Les marques fortes ont besoin d’une vraie stratégie d’alliés 

Matthieu Lebeau

« Trust is the new currency » ou la confiance comme nouvelle devise, ingrédient économique et sociétal indispensable à la conduite des affaires et du monde. On connaît l’expression anglo-saxonne. Elle n’a cessé de prendre sens et consistance au fil des crises qui se sont succédées depuis le début des années 2000 du Dieselgate à Cambridge Analytica, des scandales alimentaires au Covid-19, des cybermenaces aux fuites de données…

Horizon désormais non négociable au niveau personnel, pour chaque individu, chaque citoyen, la confiance est devenue l‘impératif catégorique des entreprises et des institutions, le socle fondamental et indépassable, seul susceptible de rendre possible relations, échanges et création de valeur. Mais surtout – et c’est celà qui est radicalement nouveau – la confiance n’est plus un présupposé : l’opinion publique ne fait plus aucun crédit d’honorabilité. La confiance s’inspire, se construit, se mérite autour d’enjeux sensibles et exposés.

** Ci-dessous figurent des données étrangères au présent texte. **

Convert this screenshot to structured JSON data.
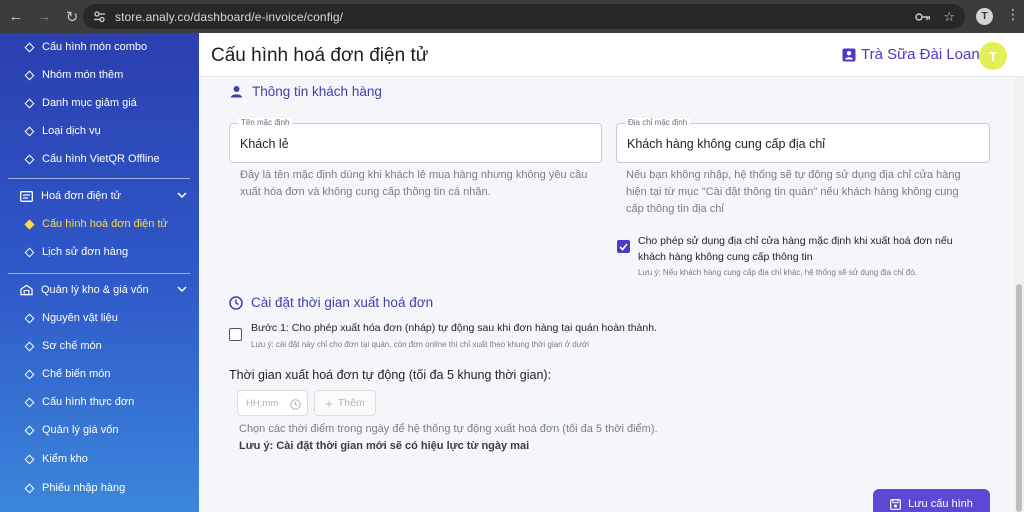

Elle est la conséquence d’une éthique, d’une expertise, d’une vision, d’un combat et non l’attribut intrinsèque d’une organisation ou d’une personnalité

La confiance s’appuie sur des marques fortes…

Sur les marchés BtoB, 45% des décideurs déclarent que c’est la confiance qui renforce la relation qu’ils entretiennent avec leurs prestataires et fournisseurs1. Ils n’achètent pas des produits et des services à la découpe, dans une démarche hors sol, centrée uniquement sur le prix. Le substrat vertueux, légitime et crédible de la marque est essentiel, car c’est elle, par ses valeurs, ses engagements, son histoire, sa communauté aussi, bref par toute l’histoire, tout le collectif, tout le sens qu’elle embarque qui rend possible la confiance.

 « C’est en s’appuyant sur les marques, précieux actifs immatériels et émotionnels, que les dirigeants amorcent désormais les transformations nécessaires » relève par exemple Muriel Jasor dans Les Echos2. Car les marques ne sont plus seulement BtoB et/ou BtoC, elles sont aussi corporate, tournées vers le grand public, les citoyens, y compris pour des acteurs industriels ou tertiaires dont les activités ne les ont jamais amenés à prendre la parole envers le grand public. C’est une tendance que résume parfaitement la signature de Bureau Veritas : une « BtoBtoS company». Une entreprise BtoBtoSociety.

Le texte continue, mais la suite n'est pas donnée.